PandoraPartyProject

幕間

ストーリーの一部のみを抽出して表示しています。

人形少女食事録

関連キャラクター:ヴァイス・ブルメホフナ・ストランド

砂漠のヴァイス。或いは、コフタを添えて…。
●砂漠の旅
 太陽は今日も元気であった。
 遮るもののない砂漠。とぼとぼと歩く真白い女。汗の1つも掻いていないし、白い肌には僅かの日焼けも見当たらない。
 女の名前はヴァイス・ブルメホフナ・ストランド。依頼の帰りに散歩に出かけて、うっかりと帰路を見失って、広い砂漠を1人、彷徨っているのである。
「こまったわ。標識の1つでもあれば、帰り道程度はどうにだってなるというのに」
 そう呟いて、ヴァイスはピタリと歩を止めた。
 見渡す限りの砂漠の先から、駱駝を連れた人影が歩いて来るのが視界に移ったからだ。どうやら向こうもヴァイスのことに気付いたらしい。駱駝を引きながら、ぶんぶんと手を振ってくれている。
 この暑い中、妙に元気な御仁である。
 ヴァイスは手を振り返し、はて、と小首を僅かに傾げた。

「やぁ、お嬢さん。あ、いや? お姉さんかな? こんな砂漠で何をやっているんだろう?」
 頭からすっぽりと布を被った若い女だ。
 連れている駱駝の背にはソーラーパネルを積んでいる。伸びたコードは、駱駝の胴の左右にぶら下がっている冷蔵庫と、折り畳み式の鉄板らしきものに繋がっていた。
「何を、と言われると、少々迷子を。そう言うあなたの方こそ、駱駝だけを共に砂漠を旅するには、少し不用心な気がするわ」
 見たところ、女は武器の類を携行していなかった。
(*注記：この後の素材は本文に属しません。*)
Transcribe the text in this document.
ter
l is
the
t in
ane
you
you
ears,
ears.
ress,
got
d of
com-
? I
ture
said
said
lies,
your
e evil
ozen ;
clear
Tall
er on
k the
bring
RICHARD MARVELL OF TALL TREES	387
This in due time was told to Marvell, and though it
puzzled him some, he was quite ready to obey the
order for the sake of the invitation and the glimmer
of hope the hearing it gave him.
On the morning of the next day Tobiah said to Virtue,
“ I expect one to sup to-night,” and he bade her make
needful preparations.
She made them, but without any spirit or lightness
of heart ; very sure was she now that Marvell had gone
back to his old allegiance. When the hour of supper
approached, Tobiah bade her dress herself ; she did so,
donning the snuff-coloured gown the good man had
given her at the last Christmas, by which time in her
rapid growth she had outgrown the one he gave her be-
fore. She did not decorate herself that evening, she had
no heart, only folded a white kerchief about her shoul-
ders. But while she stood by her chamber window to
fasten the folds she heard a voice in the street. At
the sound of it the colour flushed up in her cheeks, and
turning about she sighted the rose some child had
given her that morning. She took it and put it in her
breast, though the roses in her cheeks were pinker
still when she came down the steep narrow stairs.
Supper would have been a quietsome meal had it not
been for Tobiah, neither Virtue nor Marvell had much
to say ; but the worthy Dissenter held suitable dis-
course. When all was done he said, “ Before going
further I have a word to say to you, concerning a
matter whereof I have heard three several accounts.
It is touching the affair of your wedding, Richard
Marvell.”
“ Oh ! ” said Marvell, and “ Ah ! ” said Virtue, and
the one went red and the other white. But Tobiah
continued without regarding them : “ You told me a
とてもじゃないが腕っぷしが強いようにも見えないし、荷物を満載した駱駝を連れていては逃げるのも容易では無いだろう。
 そんなヴァイスの問いかけに、女はくっくと笑ってみせた。
「あは。本当に迷子なんだ」
「ん?」
「いやぁ、ここからじゃ見えないけどね、向こうに少し行ったら街があるのさ」
 そう言って、女は冷蔵庫を開けて、小皿を一枚取り出した。
 取り出した皿の中身を鉄板に乗せると、じゅう、と肉の焼ける音。胡椒の利いた香りが辺りに漂った。
「それは?」
 突然に料理を始めた女を、ヴァイスは訝し気に見やる。女は笑って、焼けた肉を皿へと戻し、スライストマトと、炙った青い唐辛子を添え、ヴァイスへとそれを手渡した。
「500G。街の場所を教えてあげたんだから、一皿食べて行ってよね」
 どうやら彼女、腹を空かせて街へと向かう旅人たちに、こうして軽食を食わせることで罅の糧を得ているらしい。
「ハンバーグ?」
 皿に乗っているのは、一口サイズのハンバーグらしき肉餅である。肉はおそらく羊だろう。
「コフタだよ。砂漠の国のおやつみたいなものだよね」
 差し出された手に金貨を持たせ、ヴァイスは皿を受け取った。
 一口、齧った肉餅からは野趣に富んだ肉汁が溢れた。
「……スパイスが効いているわ」
 砂漠で齧る熱い肉も、存外に悪くは無いようだ。